Sharon Moskowitz was murdered in her Northwest Washington home more than 15 years ago. The District of Columbia Court of Appeals heard arguments this morning on whether the jury should learn that the man arrested in her death, Frederick Morton, was believed to be a heroin addict at the time.
In a twist on usual appeals court proceedings in criminal cases, the government, not the defense, appealed District of Columbia Superior Court Judge Thomas Motley's ruling that such evidence would be unfairly prejudicial and was, as a result, inadmissible.
The case presents a new challenge to longstanding precedent on the admissibility of uncharged crimes. The court has created stiff barriers for admitting such evidence in the past, finding that its probative value is often outweighed by the prejudice it creates against a defendant.
Moskowitz was found strangled to death on Jan. 21, 1997, according to court filings. Several hours after the murder, credit cards stolen from other residents of the house were used to make purchases at a gas station and several grocery stores.
Morton was arrested in 2009 following a lengthy police investigation, based in large part on witnesses who identified him from grocery store surveillance videos. He was charged with felony murder, burglary, kidnapping and robbery.

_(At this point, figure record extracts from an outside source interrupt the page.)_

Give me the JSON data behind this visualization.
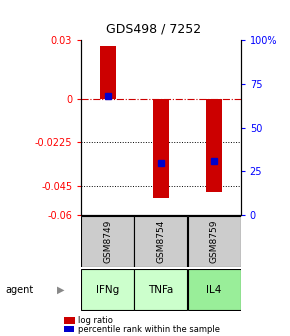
{
  "title": "GDS498 / 7252",
  "samples": [
    "GSM8749",
    "GSM8754",
    "GSM8759"
  ],
  "agents": [
    "IFNg",
    "TNFa",
    "IL4"
  ],
  "log_ratios": [
    0.027,
    -0.051,
    -0.048
  ],
  "percentile_ranks": [
    68,
    30,
    31
  ],
  "bar_color": "#cc0000",
  "dot_color": "#0000cc",
  "ylim_left": [
    -0.06,
    0.03
  ],
  "ylim_right": [
    0,
    100
  ],
  "yticks_left": [
    0.03,
    0,
    -0.0225,
    -0.045,
    -0.06
  ],
  "ytick_labels_left": [
    "0.03",
    "0",
    "-0.0225",
    "-0.045",
    "-0.06"
  ],
  "yticks_right": [
    100,
    75,
    50,
    25,
    0
  ],
  "ytick_labels_right": [
    "100%",
    "75",
    "50",
    "25",
    "0"
  ],
  "sample_box_color": "#cccccc",
  "agent_box_colors": [
    "#ccffcc",
    "#ccffcc",
    "#99ee99"
  ],
  "zero_line_color": "#cc0000",
  "legend_red_label": "log ratio",
  "legend_blue_label": "percentile rank within the sample",
  "bar_width": 0.3
}
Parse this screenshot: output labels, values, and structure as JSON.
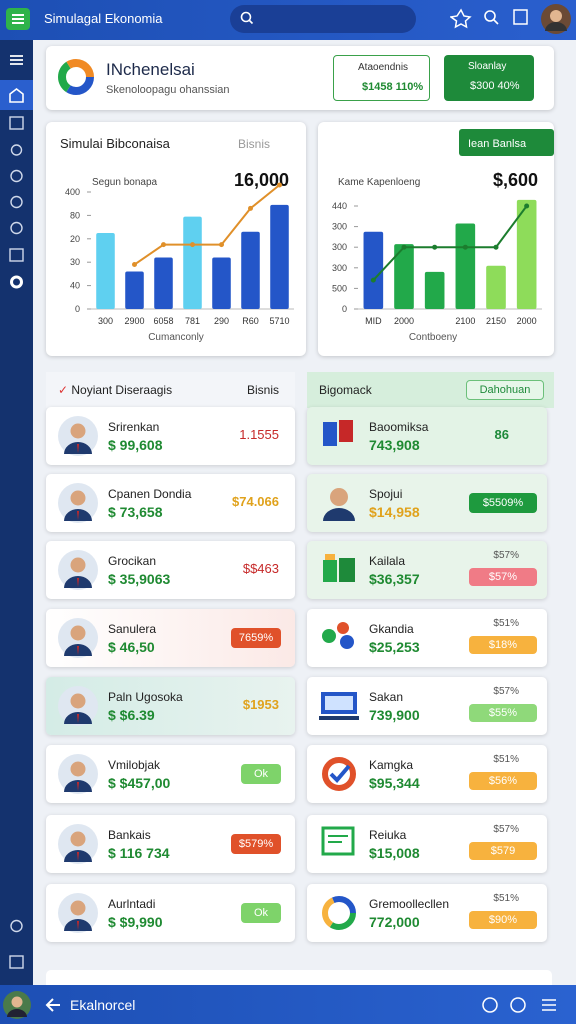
{
  "app_bar": {
    "title": "Simulagal Ekonomia"
  },
  "header": {
    "title": "INchenelsai",
    "subtitle": "Skenoloopagu ohanssian",
    "badges": [
      {
        "label": "Ataoendnis",
        "value": "$1458 110%"
      },
      {
        "label": "Sloanlay",
        "value": "$300 40%"
      }
    ]
  },
  "charts": [
    {
      "type": "bar",
      "title": "Simulai Bibconaisa",
      "tag": "Bisnis",
      "subtitle": "Segun bonapa",
      "total": "16,000",
      "x_label": "Cumanconly",
      "categories": [
        "300",
        "2900",
        "6058",
        "781",
        "290",
        "R60",
        "5710"
      ],
      "ylim": [
        0,
        110
      ],
      "yticks": [
        0,
        {
          "value": 20,
          "label": "40"
        },
        {
          "value": 40,
          "label": "30"
        },
        {
          "value": 60,
          "label": "20"
        },
        {
          "value": 80,
          "label": "80"
        },
        {
          "value": 100,
          "label": "400"
        }
      ],
      "series": [
        {
          "type": "bar",
          "colors": [
            "#5fd0f0",
            "#2456c8",
            "#2456c8",
            "#5fd0f0",
            "#2456c8",
            "#2456c8",
            "#2456c8"
          ],
          "values": [
            65,
            32,
            44,
            79,
            44,
            66,
            89
          ]
        },
        {
          "type": "line",
          "color": "#e0902a",
          "values": [
            null,
            38,
            55,
            55,
            55,
            86,
            106
          ]
        }
      ]
    },
    {
      "type": "bar",
      "button": "Iean Banlsa",
      "subtitle": "Kame Kapenloeng",
      "total": "$,600",
      "x_label": "Contboeny",
      "categories": [
        "MID",
        "2000",
        null,
        "2100",
        "2150",
        "2000"
      ],
      "ylim": [
        0,
        110
      ],
      "yticks": [
        0,
        {
          "value": 20,
          "label": "500"
        },
        {
          "value": 40,
          "label": "300"
        },
        {
          "value": 60,
          "label": "300"
        },
        {
          "value": 80,
          "label": "300"
        },
        {
          "value": 100,
          "label": "440"
        }
      ],
      "series": [
        {
          "type": "bar",
          "colors": [
            "#2456c8",
            "#22a94a",
            "#22a94a",
            "#22a94a",
            "#8edc5a",
            "#8edc5a"
          ],
          "values": [
            75,
            63,
            36,
            83,
            42,
            106
          ]
        },
        {
          "type": "line",
          "color": "#1c7d2e",
          "values": [
            28,
            60,
            60,
            60,
            60,
            100
          ]
        }
      ]
    }
  ],
  "left_list": {
    "title": "Noyiant Diseraagis",
    "action": "Bisnis",
    "items": [
      {
        "name": "Srirenkan",
        "amount": "$ 99,608",
        "value": "1.1555"
      },
      {
        "name": "Cpanen Dondia",
        "amount": "$ 73,658",
        "value": "$74.066"
      },
      {
        "name": "Grocikan",
        "amount": "$ 35,9063",
        "value": "$$463"
      },
      {
        "name": "Sanulera",
        "amount": "$ 46,50",
        "value": "7659%"
      },
      {
        "name": "Paln Ugosoka",
        "amount": "$ $6.39",
        "value": "$1953"
      },
      {
        "name": "Vmilobjak",
        "amount": "$ $457,00",
        "value": "Ok"
      },
      {
        "name": "Bankais",
        "amount": "$ 116 734",
        "value": "$579%"
      },
      {
        "name": "Aurlntadi",
        "amount": "$ $9,990",
        "value": "Ok"
      }
    ]
  },
  "right_list": {
    "title": "Bigomack",
    "action": "Dahohuan",
    "items": [
      {
        "name": "Baoomiksa",
        "amount": "743,908",
        "badge": "86"
      },
      {
        "name": "Spojui",
        "amount": "$14,958",
        "badge": "$5509%"
      },
      {
        "name": "Kailala",
        "amount": "$36,357",
        "percent": "$57%",
        "badge": "$57%"
      },
      {
        "name": "Gkandia",
        "amount": "$25,253",
        "percent": "$51%",
        "badge": "$18%"
      },
      {
        "name": "Sakan",
        "amount": "739,900",
        "percent": "$57%",
        "badge": "$55%"
      },
      {
        "name": "Kamgka",
        "amount": "$95,344",
        "percent": "$51%",
        "badge": "$56%"
      },
      {
        "name": "Reiuka",
        "amount": "$15,008",
        "percent": "$57%",
        "badge": "$579"
      },
      {
        "name": "Gremoollecllen",
        "amount": "772,000",
        "percent": "$51%",
        "badge": "$90%"
      }
    ]
  },
  "bottom_bar": {
    "title": "Ekalnorcel"
  }
}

The government’s theory was that Morton committed the burglary to support a heroin addiction, and that Moskowitz was killed when she interrupted him. Assistant U.S. Attorney Elizabeth Danello said in arguments today that elements of the crime only made sense in the context of a drug addiction, from motive to the recklessness of someone who has just committed murder using credit cards stolen from the crime scene.

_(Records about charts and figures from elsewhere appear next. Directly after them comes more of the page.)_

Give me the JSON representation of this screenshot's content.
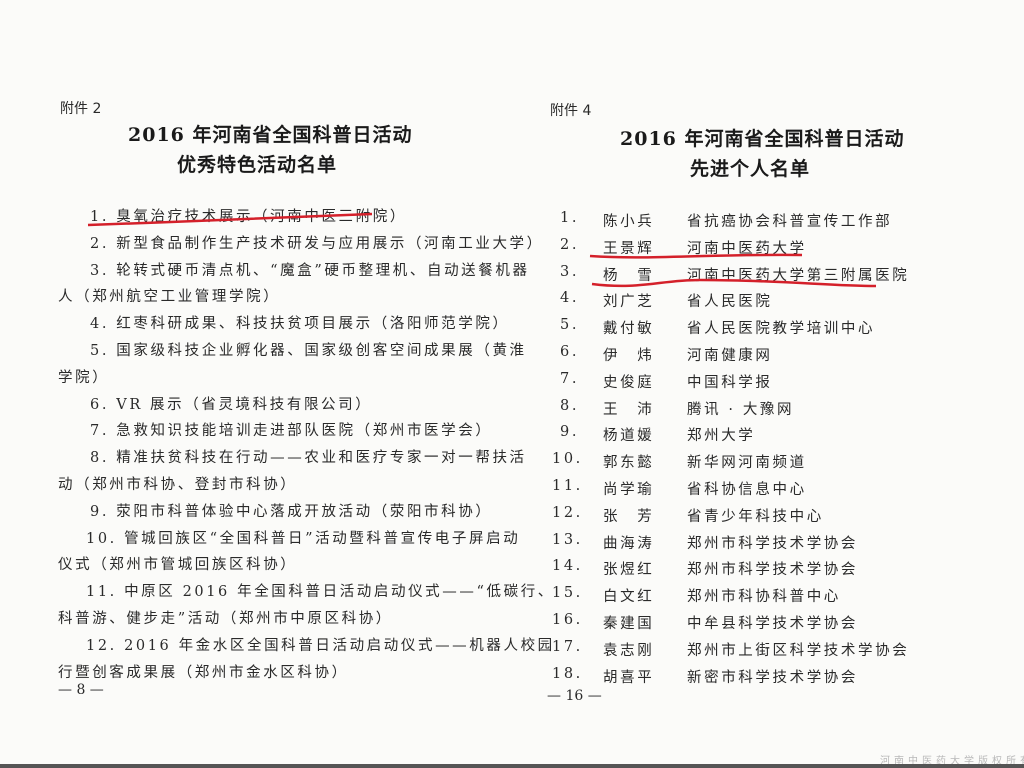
{
  "left_page": {
    "annex": "附件 2",
    "title_line1": "2016 年河南省全国科普日活动",
    "title_line2": "优秀特色活动名单",
    "items": [
      {
        "lines": [
          "1. 臭氧治疗技术展示（河南中医三附院）"
        ],
        "highlighted": true
      },
      {
        "lines": [
          "2. 新型食品制作生产技术研发与应用展示（河南工业大学）"
        ]
      },
      {
        "lines": [
          "3. 轮转式硬币清点机、“魔盒”硬币整理机、自动送餐机器",
          "人（郑州航空工业管理学院）"
        ]
      },
      {
        "lines": [
          "4. 红枣科研成果、科技扶贫项目展示（洛阳师范学院）"
        ]
      },
      {
        "lines": [
          "5. 国家级科技企业孵化器、国家级创客空间成果展（黄淮",
          "学院）"
        ]
      },
      {
        "lines": [
          "6. VR 展示（省灵境科技有限公司）"
        ]
      },
      {
        "lines": [
          "7. 急救知识技能培训走进部队医院（郑州市医学会）"
        ]
      },
      {
        "lines": [
          "8. 精准扶贫科技在行动——农业和医疗专家一对一帮扶活",
          "动（郑州市科协、登封市科协）"
        ]
      },
      {
        "lines": [
          "9. 荥阳市科普体验中心落成开放活动（荥阳市科协）"
        ]
      },
      {
        "lines": [
          "10. 管城回族区“全国科普日”活动暨科普宣传电子屏启动",
          "仪式（郑州市管城回族区科协）"
        ]
      },
      {
        "lines": [
          "11. 中原区 2016 年全国科普日活动启动仪式——“低碳行、",
          "科普游、健步走”活动（郑州市中原区科协）"
        ]
      },
      {
        "lines": [
          "12. 2016 年金水区全国科普日活动启动仪式——机器人校园",
          "行暨创客成果展（郑州市金水区科协）"
        ]
      }
    ],
    "page_number": "— 8 —"
  },
  "right_page": {
    "annex": "附件 4",
    "title_line1": "2016 年河南省全国科普日活动",
    "title_line2": "先进个人名单",
    "people": [
      {
        "no": "1.",
        "name": "陈小兵",
        "org": "省抗癌协会科普宣传工作部"
      },
      {
        "no": "2.",
        "name": "王景辉",
        "org": "河南中医药大学",
        "highlighted": true
      },
      {
        "no": "3.",
        "name": "杨　雪",
        "org": "河南中医药大学第三附属医院",
        "highlighted": true
      },
      {
        "no": "4.",
        "name": "刘广芝",
        "org": "省人民医院"
      },
      {
        "no": "5.",
        "name": "戴付敏",
        "org": "省人民医院教学培训中心"
      },
      {
        "no": "6.",
        "name": "伊　炜",
        "org": "河南健康网"
      },
      {
        "no": "7.",
        "name": "史俊庭",
        "org": "中国科学报"
      },
      {
        "no": "8.",
        "name": "王　沛",
        "org": "腾讯 · 大豫网"
      },
      {
        "no": "9.",
        "name": "杨道媛",
        "org": "郑州大学"
      },
      {
        "no": "10.",
        "name": "郭东懿",
        "org": "新华网河南频道"
      },
      {
        "no": "11.",
        "name": "尚学瑜",
        "org": "省科协信息中心"
      },
      {
        "no": "12.",
        "name": "张　芳",
        "org": "省青少年科技中心"
      },
      {
        "no": "13.",
        "name": "曲海涛",
        "org": "郑州市科学技术学协会"
      },
      {
        "no": "14.",
        "name": "张煜红",
        "org": "郑州市科学技术学协会"
      },
      {
        "no": "15.",
        "name": "白文红",
        "org": "郑州市科协科普中心"
      },
      {
        "no": "16.",
        "name": "秦建国",
        "org": "中牟县科学技术学协会"
      },
      {
        "no": "17.",
        "name": "袁志刚",
        "org": "郑州市上街区科学技术学协会"
      },
      {
        "no": "18.",
        "name": "胡喜平",
        "org": "新密市科学技术学协会"
      }
    ],
    "page_number": "— 16 —"
  },
  "watermark": "河南中医药大学版权所有",
  "colors": {
    "underline": "#d4202a",
    "paper": "#fbfbf9",
    "text": "#2a2a2a"
  }
}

One piece of evidence cited heavily by the government was an open container of orange juice found near Moskowitz’s body. The government’s theory is that Morton opened the container and drank the juice after killing Moskowitz, fueled by a need for sugary substances common among heroin addicts.
“The trial court has cut out the before, the during, and part of the after of what really happened,” she told the court.
Associate Judges Stephen Glickman and Phyllis Thompson, and Senior Judge John Steadman heard the case. Glickman told Danello that the government’s argument “troubles me.” He said he was worried that a ruling for the government would “open the doors” to admitting evidence of drug use in cases where it historically has not been allowed. Specific to this case, Glickman said he felt the drug use evidence would go more towards Morton’s “propensity” to commit crime, as opposed to proof that he committed the crime in question.
Jonathan Anderson of the D.C. Public Defender Service disagreed with the government’s position that Motley looked at the evidence piecemeal, as opposed to as a whole, in deciding that its probative value did not outweigh the prejudice.
Anderson said Motley did look at the evidence in its totality and correctly determined that there wasn’t enough evidence to show that a drug addict committed the crime – there could be other explanations for the orange juice, for instance – so telling the jury that Morton was an addict would only add a “highly inflammatory” element to the trial.
Steadman pressed Anderson to explain why the drug use evidence should be kept out when there was a chance the jury would reach that conclusion on their own. “You’re asking the jury to decide something where there’s a relevant fact that’s being kept from them,” he said.
Anderson said that the drug use evidence didn’t contribute enough to the overall case to be worth the prejudice against his client. The evidence that the crime was committed by a drug addict was weak, Anderson said, so telling the jury that Morton was an addict would only go to his “propensity” to commit crime.
“It adds the prejudicial impact that this court has repeatedly recognized,” he said.